Addressing my body is a very time consuming practice. Beyond the feeding and shopping and cooking of healthy food for it, trying to exercise is a whole other matter. If I spend 50 minutes swimming and 20 minutes in the shower, 10 minutes if I drive to the gym or 20 minutes there and back if I ride my bike, that is about two hours all told. Sometimes if I really rush I can get it all done in slightly less.
Whether I take a Zumba class or some kind of other weight-training or strengthening class the time it takes is still the same. Those two hours are not something I can always afford. They certainly take a back seat to the care and feeding of my family, any illnesses, religious observances, or friends in need.
I choose to honor and perfect my heart and soul muscles first in every situation.

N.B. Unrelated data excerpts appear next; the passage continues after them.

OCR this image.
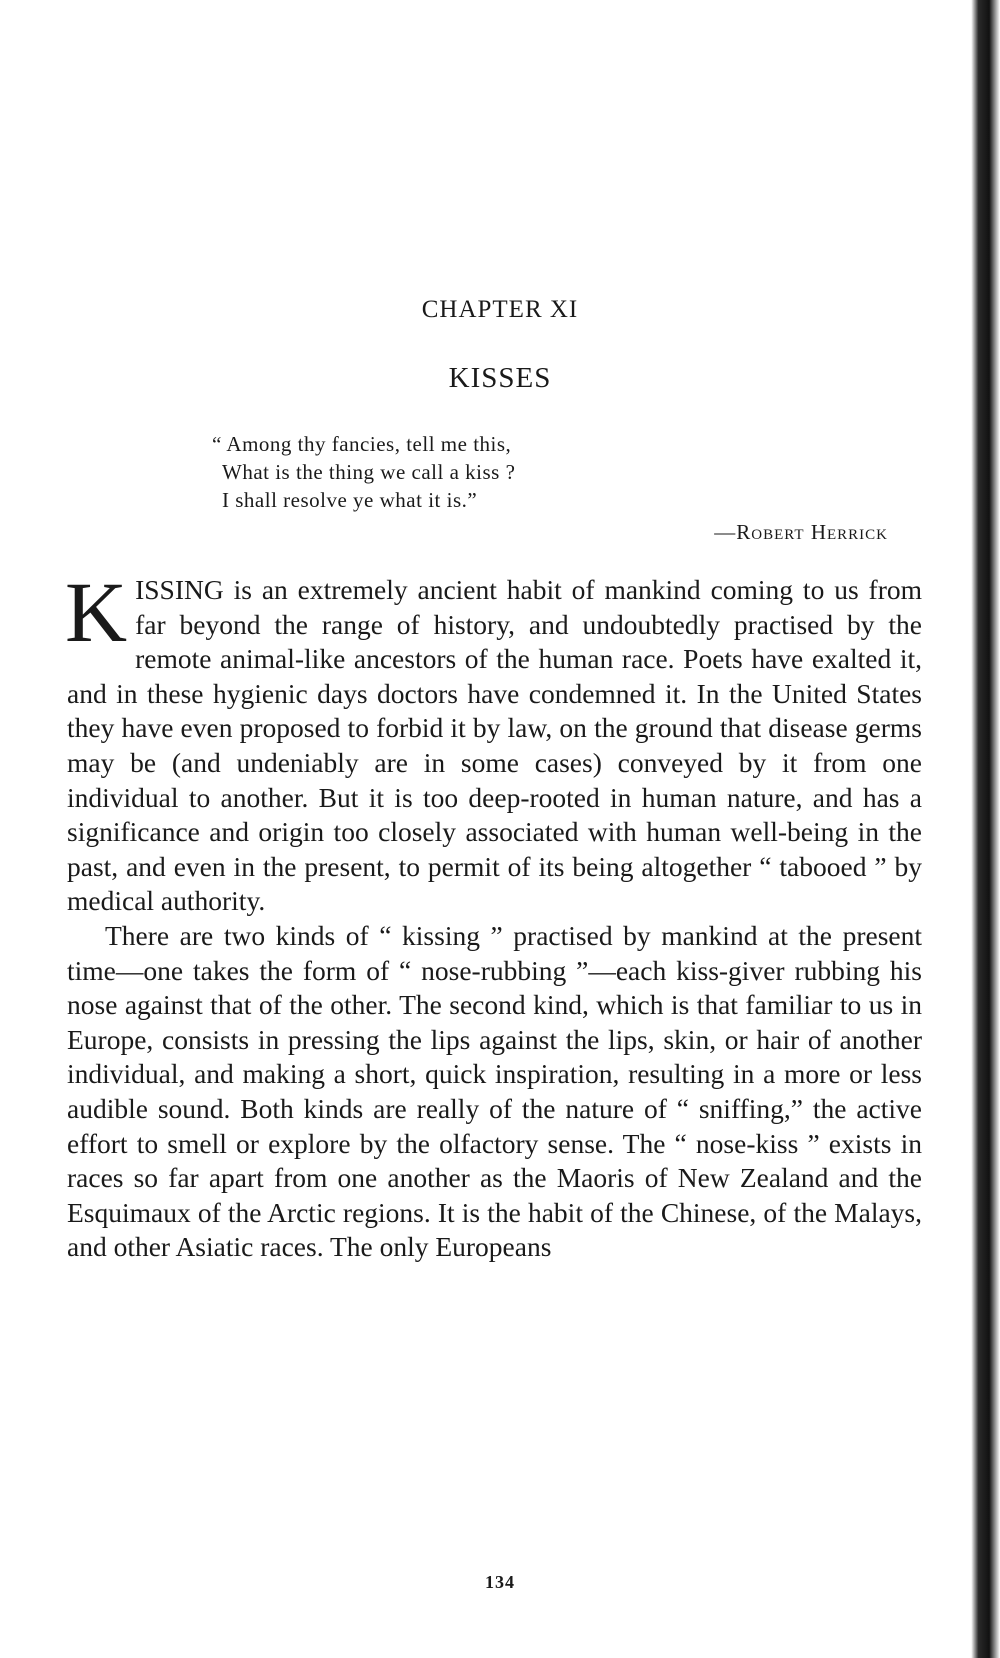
CHAPTER XI
KISSES
“ Among thy fancies, tell me this,
What is the thing we call a kiss ?
I shall resolve ye what it is.”
—Robert Herrick

KISSING is an extremely ancient habit of mankind coming to us from far beyond the range of history, and undoubtedly practised by the remote animal-like ancestors of the human race. Poets have exalted it, and in these hygienic days doctors have condemned it. In the United States they have even proposed to forbid it by law, on the ground that disease germs may be (and undeniably are in some cases) conveyed by it from one individual to another. But it is too deep-rooted in human nature, and has a significance and origin too closely associated with human well-being in the past, and even in the present, to permit of its being altogether “ tabooed ” by medical authority.

There are two kinds of “ kissing ” practised by mankind at the present time—one takes the form of “ nose-rubbing ”—each kiss-giver rubbing his nose against that of the other. The second kind, which is that familiar to us in Europe, consists in pressing the lips against the lips, skin, or hair of another individual, and making a short, quick inspiration, resulting in a more or less audible sound. Both kinds are really of the nature of “ sniffing,” the active effort to smell or explore by the olfactory sense. The “ nose-kiss ” exists in races so far apart from one another as the Maoris of New Zealand and the Esquimaux of the Arctic regions. It is the habit of the Chinese, of the Malays, and other Asiatic races. The only Europeans

134
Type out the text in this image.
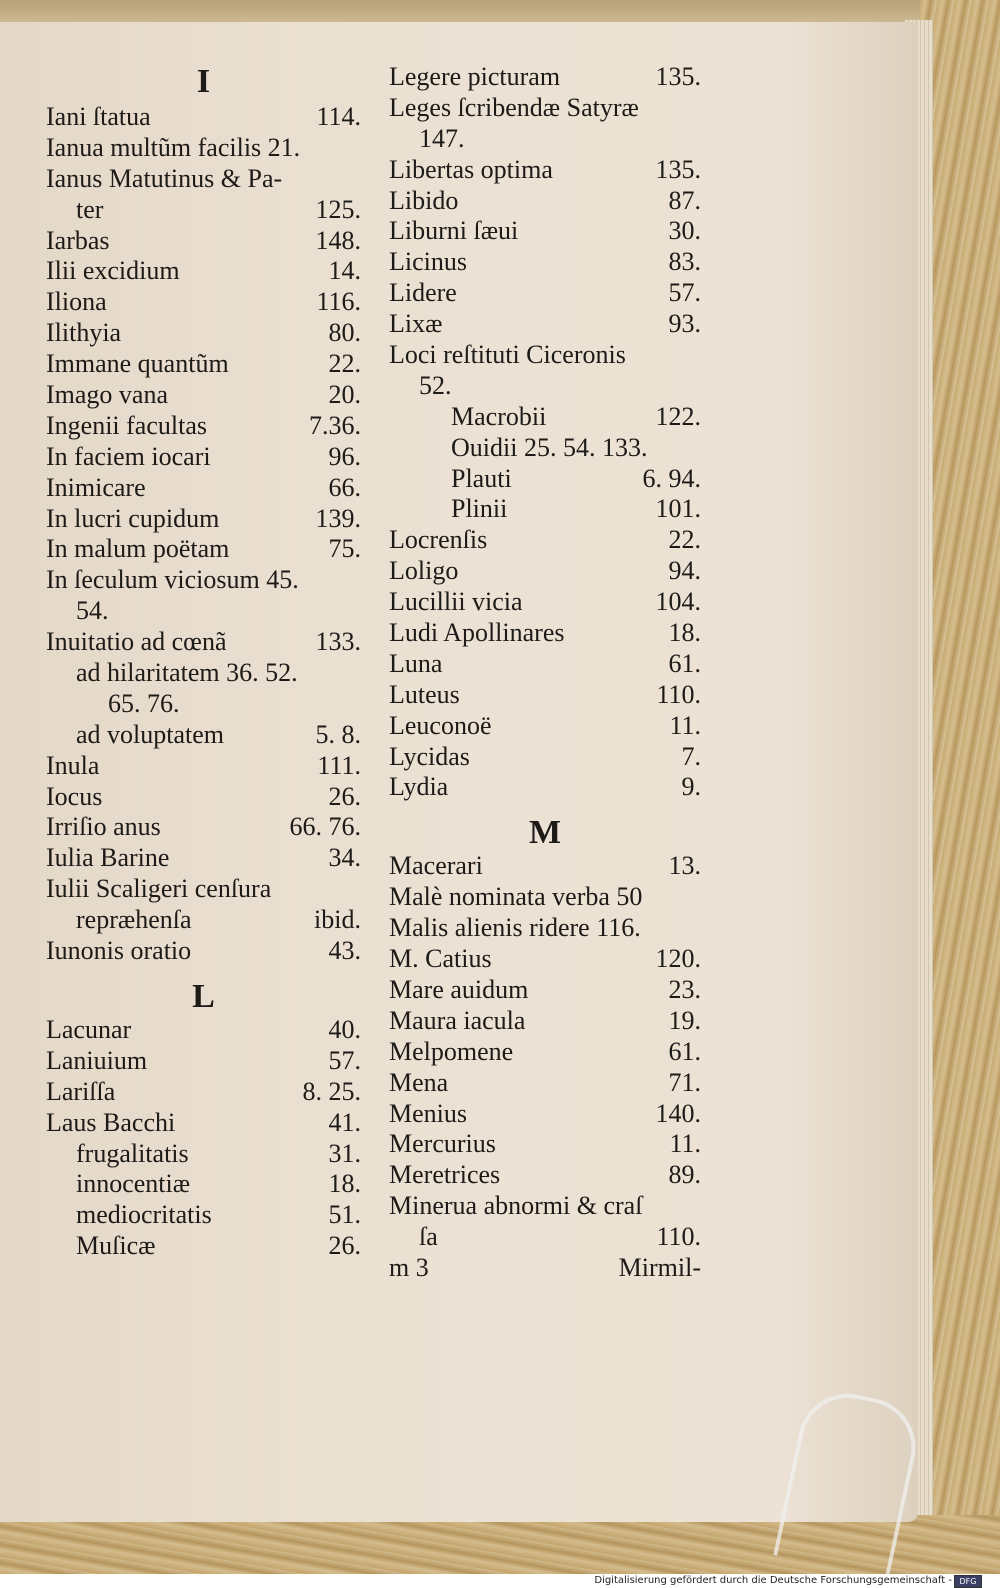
I
Iani ſtatua	114.
Ianua multũm facilis 21.
Ianus Matutinus & Pa-
ter	125.
Iarbas	148.
Ilii excidium	14.
Iliona	116.
Ilithyia	80.
Immane quantũm	22.
Imago vana	20.
Ingenii facultas	7.36.
In faciem iocari	96.
Inimicare	66.
In lucri cupidum	139.
In malum poëtam	75.
In ſeculum viciosum 45.
54.
Inuitatio ad cœnã	133.
ad hilaritatem 36. 52.
65. 76.
ad voluptatem	5. 8.
Inula	111.
Iocus	26.
Irriſio anus	66. 76.
Iulia Barine	34.
Iulii Scaligeri cenſura
repræhenſa	ibid.
Iunonis oratio	43.
L
Lacunar	40.
Laniuium	57.
Lariſſa	8. 25.
Laus Bacchi	41.
frugalitatis	31.
innocentiæ	18.
mediocritatis	51.
Muſicæ	26.
Legere picturam	135.
Leges ſcribendæ Satyræ
147.
Libertas optima	135.
Libido	87.
Liburni ſæui	30.
Licinus	83.
Lidere	57.
Lixæ	93.
Loci reſtituti Ciceronis
52.
Macrobii	122.
Ouidii 25. 54. 133.
Plauti	6. 94.
Plinii	101.
Locrenſis	22.
Loligo	94.
Lucillii vicia	104.
Ludi Apollinares	18.
Luna	61.
Luteus	110.
Leuconoë	11.
Lycidas	7.
Lydia	9.
M
Macerari	13.
Malè nominata verba 50
Malis alienis ridere 116.
M. Catius	120.
Mare auidum	23.
Maura iacula	19.
Melpomene	61.
Mena	71.
Menius	140.
Mercurius	11.
Meretrices	89.
Minerua abnormi & craſ
ſa	110.
m 3	Mirmil-
Digitalisierung gefördert durch die Deutsche Forschungsgemeinschaft - DFG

I love this body I am in and I want it to be well for a long time, but I cannot forgo the covenant I have made with the Universe/The Holy One to be of service and to tone and tune my heart. It is not an either/or equation, but often the body piece comes after the others. Everyone makes their own decisions about this.

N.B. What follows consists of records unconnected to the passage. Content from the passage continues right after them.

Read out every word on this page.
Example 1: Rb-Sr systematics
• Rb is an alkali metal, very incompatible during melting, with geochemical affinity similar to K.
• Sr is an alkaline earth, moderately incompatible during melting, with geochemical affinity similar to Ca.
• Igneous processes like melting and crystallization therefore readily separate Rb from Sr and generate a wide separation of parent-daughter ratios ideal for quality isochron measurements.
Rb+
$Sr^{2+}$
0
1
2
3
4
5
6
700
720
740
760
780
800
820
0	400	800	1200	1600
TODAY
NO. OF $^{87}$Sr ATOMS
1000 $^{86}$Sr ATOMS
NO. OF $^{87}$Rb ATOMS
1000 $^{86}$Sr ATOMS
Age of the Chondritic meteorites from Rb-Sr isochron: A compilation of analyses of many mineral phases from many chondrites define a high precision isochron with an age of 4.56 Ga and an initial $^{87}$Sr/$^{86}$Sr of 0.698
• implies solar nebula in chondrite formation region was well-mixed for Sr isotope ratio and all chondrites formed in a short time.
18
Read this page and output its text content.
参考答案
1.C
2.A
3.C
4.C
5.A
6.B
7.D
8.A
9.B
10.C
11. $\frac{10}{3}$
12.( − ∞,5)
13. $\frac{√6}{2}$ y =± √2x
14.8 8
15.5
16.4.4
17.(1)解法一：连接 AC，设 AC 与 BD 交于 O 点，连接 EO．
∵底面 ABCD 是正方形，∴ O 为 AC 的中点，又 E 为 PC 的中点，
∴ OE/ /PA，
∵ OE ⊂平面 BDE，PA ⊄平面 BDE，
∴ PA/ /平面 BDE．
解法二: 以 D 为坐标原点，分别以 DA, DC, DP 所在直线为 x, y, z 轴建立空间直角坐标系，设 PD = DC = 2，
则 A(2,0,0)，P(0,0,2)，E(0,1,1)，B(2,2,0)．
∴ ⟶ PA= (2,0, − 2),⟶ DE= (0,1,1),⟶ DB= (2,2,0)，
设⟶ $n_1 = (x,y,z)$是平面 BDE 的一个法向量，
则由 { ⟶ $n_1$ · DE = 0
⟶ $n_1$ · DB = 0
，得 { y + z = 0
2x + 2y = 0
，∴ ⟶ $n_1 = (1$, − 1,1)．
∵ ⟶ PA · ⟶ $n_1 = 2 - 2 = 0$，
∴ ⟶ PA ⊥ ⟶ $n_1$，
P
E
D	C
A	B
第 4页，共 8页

I can tell you, for certain, that when I die, folks are not going to sit around talking about what a sexy body I had or how pretty I looked once I lost 30 pounds. What they will remember is the soup I made for them, the time I sat with them at the hospital while their friend, mother, brother, sister was dying, the advice I gave them about being kind to themselves or their children.
The energy I build that is based on the work I am doing for others is and will always be present long past when I am. My body will eventually turn into earth and no longer be of service to anything other than the worms and soil.
And, I need to keep this vessel that the Holy One gave me, in good enough shape to sail the waters for as many years as I can. The day I am bound to die is not in my control. I could be an Olympic athlete and the number of days due me this lifetime would still be controlled not by me, but by a force or forces way beyond me.
So, how do I find a way to pray, grow and honor my body now? Since my youngest is almost out of the house and his need for me is less, in many respects, than they have been, I have a little extra time for self-care.
I have found that I cannot pray while I am doing Zumba or intensive weight-lifting, or strength-training in teams at HealthSPORT. I can and do pray when I swim. I know yoga is a mind/body practice and I love doing that, but I need something metabolically stimulating right now for optimum health. So, here’s what I’ve figured out. There are many folks in my life who are in compromised situations, either a divorce, loneliness, illness, injury or distress for any number of reasons. I imagine this person in my mind and I surround them with light and healing or visions of love or laughter, whatever they need. I do this as I swim a length of the pool. I do it everyday except Shabbat.
If my list of folks in need gets much longer I might be swimming for several hours, but I could always alternate folks to different days or combine several into one length. This seems to be working for me and I love the blending of my body moving through the water and my heart and soul engaging in practice for those I want to be sending love and healing to.
I will still occasionally do other forms of exercise, but for now, praying in the lap lane is one of the ways I have found to combine two very important elements of my life into one discrete packet of time. Both the exercise and the prayer are different as a result. The exercise is improved, the prayer, I’m not so sure. I will have to spend more time alternating between concentrated prayer for folks and this kind of praying in the lap lane and see. For now, though, I’m doing it this way.
If you see me in the lap lane, perhaps you’ll remember that you too can find a way to juggle your many commitments and remember to laugh when some of the balls fall down and start over again.
Nicole writes to you from her home in Bayside, she didn’t get a swim in today, but she did write about it!